Fue una época de mucho aprendizaje. Es por eso que sabe Leandro Díaz diferenciar los sonidos de la noche y del día, del verano y del invierno, sabe que en tiempos de sequía hay brisa y que ésta cesa cuando se acercan las lluvias.
El descubrimiento de la radio fue trascendental porque no sólo lo ayudó a pulir su expresión, sino que lo alimentó del contenido de rancheras, tangos y boleros.
Pero la más grande revelación para ‘El ciego de Nacha’, como algunos le decían, la tuvo en sus viajes entre pueblos, andando en los carros, en los que descubrió que podía cantar y que además podía ganar dinero con sus cantos, se dijo entonces: Este es el sendero por el que voy a enrutar mi vida. Cantaba a capela y después lo hacía con una violina que le obsequió un “buen hombre”.
Fue así como empezó a florecer para Leandro la primavera, en la que se estacionó hasta convertirse en un compositor de renombre por la región del Magdalena Grande.
Desde la llegada de sus ‘primeros pesitos’ adoptó la costumbre de darle regalos a su madre. Se hizo cantante oficial de una agrupación (Las Tres Guitarras) y con el tiempo sus canciones alcanzaron un sitial de honor en el que se quedaron para siempre. Amó profundamente a Clementina Ramos, la mujer que lo acompañó por muchos años, que le dio retoños y que hace dos años de fue a la eternidad.
Con sus obras escribió, en forma cronológica, el guión para la película de su vida, siendo él el protagonista. Ahí están plasmados todos y cada uno de los detalles de su existencia, desde el momento de su nacimiento “una mañana cualquiera allá por mi tierra día de carnaval”, pasando por su niñez, adolescencia y adultez; contando de sus penas y desengaños, de los amigos de verdad y también de aquellos ‘promeseros incumplidos’, hasta llegar a su época actual en la que vive días de sosiego, componiendo como siempre lo ha hecho, como sólo él sabe hacerlo.

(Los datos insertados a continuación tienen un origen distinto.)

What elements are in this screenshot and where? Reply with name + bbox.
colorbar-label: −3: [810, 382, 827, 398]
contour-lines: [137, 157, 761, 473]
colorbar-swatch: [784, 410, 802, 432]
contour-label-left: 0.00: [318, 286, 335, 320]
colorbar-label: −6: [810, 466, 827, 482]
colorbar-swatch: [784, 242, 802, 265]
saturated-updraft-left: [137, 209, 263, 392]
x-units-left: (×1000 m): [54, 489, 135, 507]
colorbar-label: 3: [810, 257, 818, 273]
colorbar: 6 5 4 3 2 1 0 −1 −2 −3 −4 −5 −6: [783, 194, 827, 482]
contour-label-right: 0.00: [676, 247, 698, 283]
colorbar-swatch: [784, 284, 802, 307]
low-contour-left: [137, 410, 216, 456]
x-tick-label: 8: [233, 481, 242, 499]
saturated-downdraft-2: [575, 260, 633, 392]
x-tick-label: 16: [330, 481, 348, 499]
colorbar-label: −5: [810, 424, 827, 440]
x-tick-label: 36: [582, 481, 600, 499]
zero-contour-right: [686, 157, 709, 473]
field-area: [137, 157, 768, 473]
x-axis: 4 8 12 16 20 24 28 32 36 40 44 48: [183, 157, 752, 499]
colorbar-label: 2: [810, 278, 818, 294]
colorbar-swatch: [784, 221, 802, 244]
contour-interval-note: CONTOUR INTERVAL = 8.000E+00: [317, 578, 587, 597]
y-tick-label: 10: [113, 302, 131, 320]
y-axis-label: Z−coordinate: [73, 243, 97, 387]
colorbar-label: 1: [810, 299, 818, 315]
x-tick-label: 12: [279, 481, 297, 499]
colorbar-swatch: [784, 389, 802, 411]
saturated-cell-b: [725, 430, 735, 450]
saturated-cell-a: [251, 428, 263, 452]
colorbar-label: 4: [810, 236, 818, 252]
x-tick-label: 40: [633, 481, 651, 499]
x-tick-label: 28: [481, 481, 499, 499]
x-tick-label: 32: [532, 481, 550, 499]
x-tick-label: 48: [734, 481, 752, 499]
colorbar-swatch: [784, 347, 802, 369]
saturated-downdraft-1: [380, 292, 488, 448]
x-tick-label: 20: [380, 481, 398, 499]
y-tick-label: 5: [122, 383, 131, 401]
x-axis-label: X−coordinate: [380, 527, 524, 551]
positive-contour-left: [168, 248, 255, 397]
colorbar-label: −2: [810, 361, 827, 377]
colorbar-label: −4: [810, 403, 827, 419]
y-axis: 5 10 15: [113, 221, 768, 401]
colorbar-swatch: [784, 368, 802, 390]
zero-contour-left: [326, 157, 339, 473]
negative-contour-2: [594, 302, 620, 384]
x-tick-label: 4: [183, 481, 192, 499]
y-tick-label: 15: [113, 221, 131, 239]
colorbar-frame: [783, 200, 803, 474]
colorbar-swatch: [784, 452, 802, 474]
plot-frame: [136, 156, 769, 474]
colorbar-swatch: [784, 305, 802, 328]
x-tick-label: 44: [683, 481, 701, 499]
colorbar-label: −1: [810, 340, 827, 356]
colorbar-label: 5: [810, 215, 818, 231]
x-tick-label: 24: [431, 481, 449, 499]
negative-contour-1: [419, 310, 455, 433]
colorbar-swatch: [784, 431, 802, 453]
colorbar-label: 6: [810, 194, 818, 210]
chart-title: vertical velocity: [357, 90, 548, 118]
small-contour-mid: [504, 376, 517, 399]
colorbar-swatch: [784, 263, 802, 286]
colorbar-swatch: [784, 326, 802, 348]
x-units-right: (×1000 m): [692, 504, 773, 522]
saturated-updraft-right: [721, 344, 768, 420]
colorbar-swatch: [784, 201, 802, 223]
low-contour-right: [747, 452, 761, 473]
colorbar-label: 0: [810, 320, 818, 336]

- ¿Qué le falta por hacer?
- “Yo ya hice todo lo que iba a hacer”
Luego de esta respuesta, meditó un poco y comenzó a silbar, para luego dejar salir otra vez su canto:
“Una tarde estaba sentado contando los cien eslabones de mi cadena, llegó una migo y le dije aquí agobiado por las penas que me sentenció el destino. Que ninguno se entere de mis dolores”.
Explicó que se trata de un “homenaje a mis sentimientos”. Es conciente de que sus penas son prueba superada, de que ahora está ‘por encima del bien y del mal’, sin dolores ni desengaños, disfrutando del infinito amor de su hijo Ivo, la extensión de su ser, con el agradecimiento del universo entero por haberle enseñado a la humanidad que lo verdaderamente hermoso es lo que se ve con los ojos del alma.
Cuando el sol alcanzaba su cenit, Leandro Díaz se recostó al espaldar del sofá y otra vez cerró los ojos, proyectando una tranquilidad en la que sólo tenía cabida el silencio. No hubo más preguntas.